It's time to warn our children about sexual harassment
Dubai - Dubai Police insist on educating students on stranger danger and sex education from a very early age.
By Dhanusha Gokulan and Amira Agarib
Published: Sat 24 Feb 2018, 11:00 PM
Last updated: Sun 25 Feb 2018, 3:02 PM
Stranger danger and sexual abuse is a topic that makes school children and parents uncomfortable. "It is not easy to speak to your child about sex in general," said Anita Menon**, a parent of two teenage boys living in Sharjah.
She said: "Growing up, our parents never spoke to us about sex as I think it was embarrassing for them. But times have changed now. If I don't speak to my kids about sex, abuse and stranger danger, they will learn about it from the Internet. And that is not how they should learn."
She was speaking in light of a recent event, where American national William Ball, a music teacher at the Swiss International Scientific School in Dubai (SISD), allegedly travelled to the United States to solicit sex with a seven-year-old child. According to US media, Ball paid $5,000 (approx. Dh18,000) to fly from Dubai to Florida to commit the crime.
The report shocked the school community, and SISD immediately fired Ball. Soon after, school authorities led by the head of school Beat Sommer established psychological counselling for students. Though the UAE has a zero-tolerance policy towards sexual abuse, especially towards children, cases of abuse occasionally slip through the cracks.
Furthermore, all private school teachers need to have provisional licences in Dubai, which include a signed contract from the school, a security clearance from the Dubai Police or law enforcement agencies in their home country, and qualifications.
In response to this line of questioning from Khaleej Times, leading psychologists and Dubai Police officials have insisted that educating students on stranger danger and sex education from a very early age is the way to go.
Banish the 'taboo'
Dr Mohammad Murad, director of the decision-making support centre at the Dubai Police, stated that sexual harassment and abuse is not a phenomenon in the UAE, but it is a serious offence against children as it affects the community as a whole.
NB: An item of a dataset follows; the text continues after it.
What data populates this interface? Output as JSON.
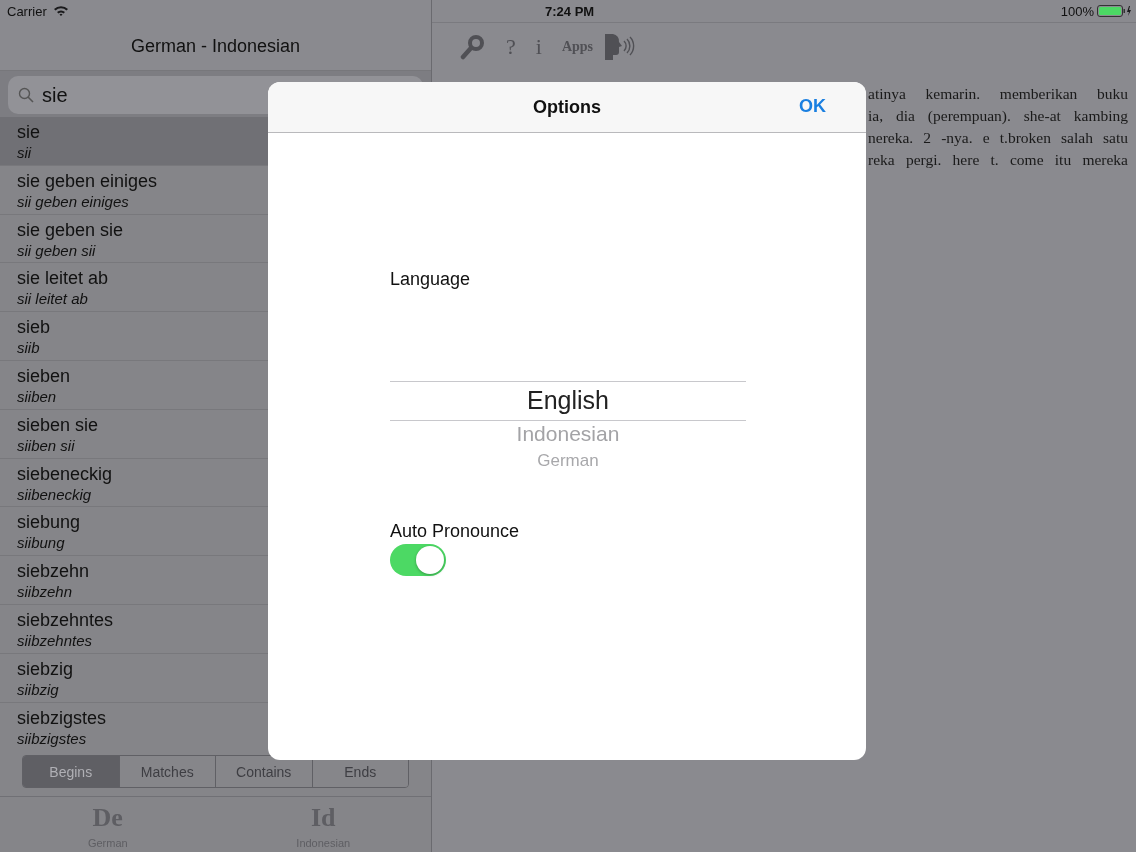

Parents need to educate their children on ways to realise and react to harassment if they are faced with it. "More importantly, these matters should be reported and the culture of taboo should be eliminated," said Dr Murad.
The police provide annual outreach programmes to students in the form of lectures and simulation-like situations. The security programme titled 'Schools Security' campaign is carried out in 453 private and government schools and reaches out to 308,068 pupils in Dubai. Officers also aim at educating students that they must not fear the police and report sexual harassment.
First response to trauma
Aisling Prendergast, an addiction specialist and counselling psychologist at the Light House Arabia Centre for Wellbeing, said: "The first response to counsel students who have faced a traumatic episode is to sit down with the child and give them the space to express themselves. The child in that state is most definitely confused, scared and embarrassed."
Prendergast stated that SISD's approach to providing immediate counselling to their students was correct. "Students will have the tendency to hyper recall and hyper think the situation and that is ok. They must be given the space to do it, and the space to get over it. Once the children have expressed themselves, the next step is to assure them that it is ok to take psychological counsel," she said. Experts also stated that reprimanding the child and placing blame in the event of a traumatic incident is not a solution.
Another expert in childcare, Sara Diyab, stated that children are most vulnerable to harassment from strangers. She also recommended that children be taught some form of self-defence. "Special care must be taken for children who are under the age of six. Parents must teach the child to be careful about their privacy and to give the kid information about parts of his or her body that strangers are not allowed to touch."
Mothers should teach the child some form of self-defence. "The simplest of these methods is that they should shout if someone asks them to do something wrong. The next step is to quickly withdraw from the place to get out of the situation. Parents can also invest in karate classes or some form of self-defence to children," added Diyab.